Firstly, we find that there are some missing values in the data we should use in the following study. We use greyscale prediction method to fill in the missing values. For some missing values that can not be filled in by this method, we use 0 or the mean value to fill in.
We then performed a descriptive analysis of energy production, energy consumption, and CO2 emissions conditions from 1960 to 2015. In addition, in order to better understand the energy structure, we also divide energy into two types of clean energy and non-clean energy, and then analyzed the use of these two types of energy in each state. We have found that during this time, the share of clean energy is increasing, and Texas produced and consumed the most energy. In terms of CO2, we analyzed CO2 emissions by state, by fuel type, and by social sector. The result is that the overall emission of carbon dioxide is on the rise from 1960 to 2015, except for a significant drop in 2006 and Texas has the most CO2 emission.

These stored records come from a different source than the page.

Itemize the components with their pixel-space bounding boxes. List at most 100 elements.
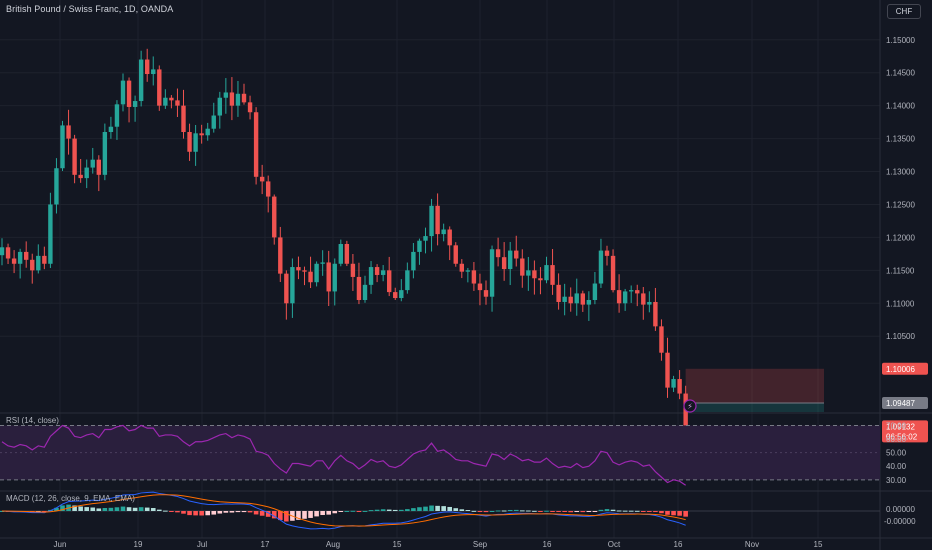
candle-body xyxy=(138,59,144,102)
currency-button[interactable]: CHF xyxy=(887,4,921,19)
entry-price-tag-bg xyxy=(882,396,928,409)
price-tick-label: 1.13000 xyxy=(886,168,915,177)
macd-histogram-bar xyxy=(447,506,452,511)
macd-histogram-bar xyxy=(308,511,313,518)
rsi-tick-label: 60.00 xyxy=(886,435,907,444)
candle xyxy=(556,273,561,310)
candle-body xyxy=(423,236,428,241)
candle-body xyxy=(659,326,664,353)
candle-body xyxy=(78,174,83,179)
candle-body xyxy=(72,138,77,175)
candle xyxy=(163,89,168,109)
stop-loss-price-tag-text: 1.10006 xyxy=(886,365,915,374)
macd-histogram-bar xyxy=(193,511,198,516)
time-tick-label: Jul xyxy=(197,540,207,549)
macd-histogram-bar xyxy=(392,509,398,511)
candle-body xyxy=(641,293,646,305)
candle xyxy=(635,284,640,307)
macd-histogram-bar xyxy=(441,506,446,511)
price-tick-label: 1.14000 xyxy=(886,102,915,111)
price-tick-label: 1.11000 xyxy=(886,299,915,308)
candle-body xyxy=(278,237,283,274)
candle-body xyxy=(544,265,549,281)
rsi-tick-label: 40.00 xyxy=(886,462,907,471)
macd-histogram-bar xyxy=(150,508,156,511)
candle xyxy=(169,95,174,109)
candle-body xyxy=(665,352,670,388)
candle-body xyxy=(24,251,29,260)
macd-histogram-bar xyxy=(114,507,120,511)
candle xyxy=(308,256,313,289)
candle-body xyxy=(622,291,628,304)
macd-histogram-bar xyxy=(417,507,422,511)
time-tick-label: 15 xyxy=(814,540,823,549)
macd-tick-label: 0.00000 xyxy=(886,505,915,514)
candle xyxy=(435,193,440,246)
candle-body xyxy=(483,290,489,297)
macd-label: MACD (12, 26, close, 9, EMA, EMA) xyxy=(6,494,135,503)
candle xyxy=(665,337,670,398)
time-tick-label: 19 xyxy=(134,540,143,549)
candle-body xyxy=(344,244,350,264)
macd-histogram-bar xyxy=(108,507,114,511)
candle-body xyxy=(508,250,513,270)
candle-body xyxy=(514,250,519,259)
candle xyxy=(217,91,222,129)
candle xyxy=(24,241,29,268)
candle-body xyxy=(380,270,386,275)
candle xyxy=(671,375,676,392)
candle xyxy=(181,89,186,139)
candle xyxy=(120,73,126,112)
candle-body xyxy=(205,128,210,136)
price-tick-label: 1.11500 xyxy=(886,266,915,275)
macd-histogram-bar xyxy=(592,511,598,512)
candle xyxy=(199,124,204,144)
candle-body xyxy=(259,176,265,182)
candle-body xyxy=(0,247,5,256)
rsi-label: RSI (14, close) xyxy=(6,416,59,425)
candle xyxy=(477,273,483,306)
candle xyxy=(616,274,622,313)
macd-histogram-bar xyxy=(598,509,604,511)
macd-histogram-bar xyxy=(399,509,404,511)
macd-histogram-bar xyxy=(235,511,241,513)
candle-body xyxy=(272,196,277,238)
macd-histogram-bar xyxy=(550,511,555,512)
candle xyxy=(411,243,416,279)
candle-body xyxy=(96,159,101,175)
candle xyxy=(653,287,658,331)
macd-histogram-bar xyxy=(513,509,519,511)
candle-body xyxy=(253,112,259,177)
macd-histogram-bar xyxy=(520,510,525,512)
candle xyxy=(453,242,458,267)
candle xyxy=(235,80,241,117)
macd-histogram-bar xyxy=(102,508,108,511)
candle xyxy=(138,50,144,107)
candle-body xyxy=(356,276,362,300)
candle xyxy=(259,164,265,195)
macd-histogram-bar xyxy=(157,509,162,511)
macd-histogram-bar xyxy=(175,511,180,513)
candle-body xyxy=(302,270,307,272)
macd-histogram-bar xyxy=(495,510,501,512)
macd-histogram-bar xyxy=(634,510,640,512)
macd-histogram-bar xyxy=(265,511,271,517)
candle-body xyxy=(362,284,368,300)
macd-histogram-bar xyxy=(338,511,344,512)
candle-body xyxy=(241,93,247,103)
macd-histogram-bar xyxy=(677,511,682,516)
candle-body xyxy=(393,292,398,299)
candle-body xyxy=(199,133,204,136)
candle xyxy=(471,262,477,291)
macd-histogram-bar xyxy=(217,511,223,514)
candle xyxy=(42,246,47,270)
candle xyxy=(108,116,114,139)
candle xyxy=(126,77,132,123)
candle xyxy=(296,256,301,280)
candle xyxy=(441,223,446,242)
candle xyxy=(84,159,89,189)
candle-body xyxy=(163,97,168,106)
candle xyxy=(314,261,319,287)
candle xyxy=(423,227,428,254)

After analyzing the basic situation of each state, we next build the evaluation system. We divide all the variables to three main indexes, namely, Environmental Sustainability, Economic Growth and Development and Energy Access and Security. Each index is calculated from four sub-indices, which are further calculated from the basic indicators (Formula is listed in sector 4) With all the index prepared, we then use AHP to determine the weights of each indicators, which is then applied to calculate the final index for each state. From the specific value of the index, different states have their best performance in different aspect. Therefore, it is up to the concerns of users to determine the best performing state.
Finally, with all the production and consumption data prepared, we choose three major energy sources to do the prediction, that is, coal, oil and natural gas. We use Prophet method here and the average error in Arizona State is only 0.29, which means the prediction model is a good one. Besides, in terms of CO2 emission prediction, we use ARIMA method and the MAPE is only 0.13.
In this project, we not only performed a descriptive analysis of the energy production, consumption, and carbon dioxide emissions of the four US states, but also established an evaluation system to assess the energy situation of each state. The entire project process is complete and practically instructive.